Rules thirteen and fourteen, no doubt. Amazing what the assumption of a little knowledge did for people. He swallowed another mouthful of coffee.

"That's mighty nice of you."

"Yes. Susan will serve you your meals."

"I look forward to it. I'm specially fond of Callaloo and goat."

"Goat?"

"Plenty of them running about the hillsides. You just get Susan or some of your men up there to catch them."

"Susan? Or " She tightened her dropping jaw. "If you want a goat, you must catch it and kill it yourself."

Right.

"Any steak will do. I'm not fussy. Chicken too. Oh, and rum. Heaps of it. Tell you what, why don't I give her a list?"

Why the hell had her jaw dropped like that? So far, a bread roll and a handful of grapes was a starvation diet for a man being asked to do what she expected of him. Twice a day was nothing. But to order? When she didn't even want him?

He'd thought Ma's knowledge would guarantee more than the Blue Chamber.

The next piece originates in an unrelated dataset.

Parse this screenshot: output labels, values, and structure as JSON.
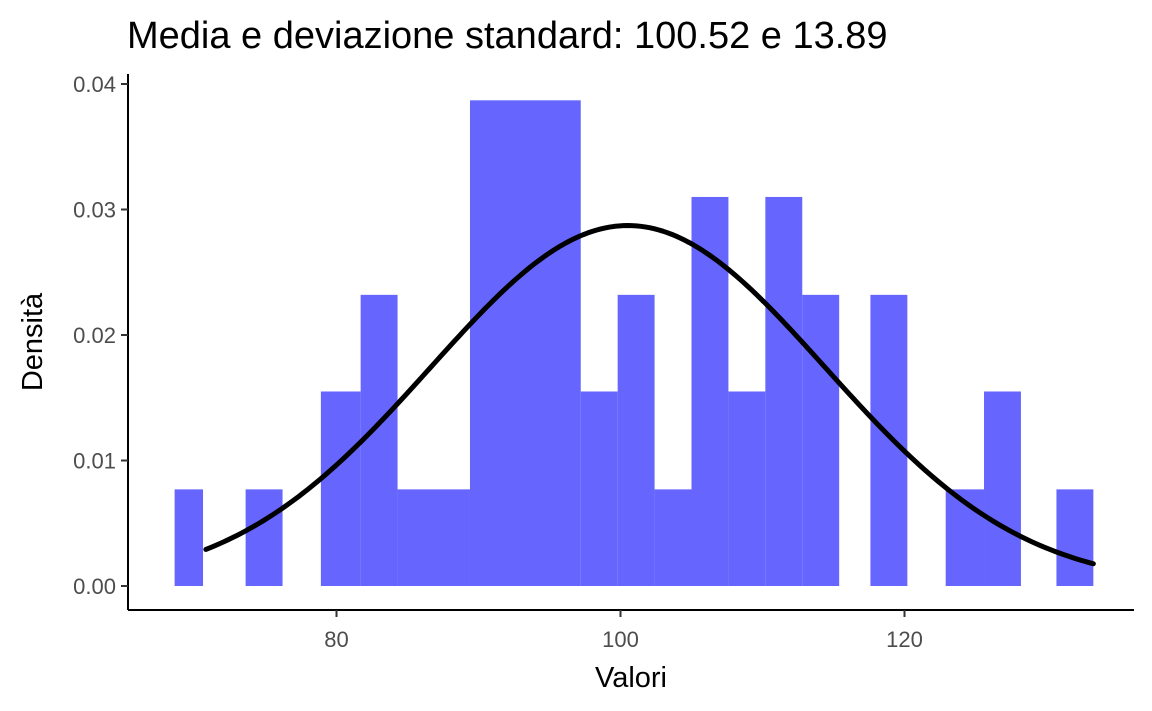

"It's up to you. Chicken and rum are good for a man, an awful lot better than bread and coffee when he's well, you know got to get with his lady twice a day, to become a daddy."

Her face turned green, as though she were in the throes of morning sickness already.

A daddy. His heart gave a thump. He supposed he hadn't thought about it himself. But if ths worked out, he would be. And she she would be the mother. God help the Sheltons.

"Yes. Yes, of course. I will speak to Susan about that. Although rum, in Genoa, might prove a little difficult to come by."

He stared, his gaze impassive. The more he thought about this, it was a battle he would win. She was rich, right? "Seaport, isn't it?"

"Of course."

"Let me speak to her. Save you getting up."

"I "

What? Did she think he wasn't to be trusted with Susan? Or was it the candlesticks, the silver, all the other articles of finery she'd got stashed around here?

"No, no, Fury. You lie here. You're going to be the mother of the heir. I can't have you running around after me."

"Fine." She clenched her fists.

Giving into him nearly killed her. But that was all right. Because she had given in. Although, for such an intelligent woman, he wondered at her believing him. Especially the stuff about the chicken and the rum.

"When do you want me back here?"

"This evening will do. I'll send Susan."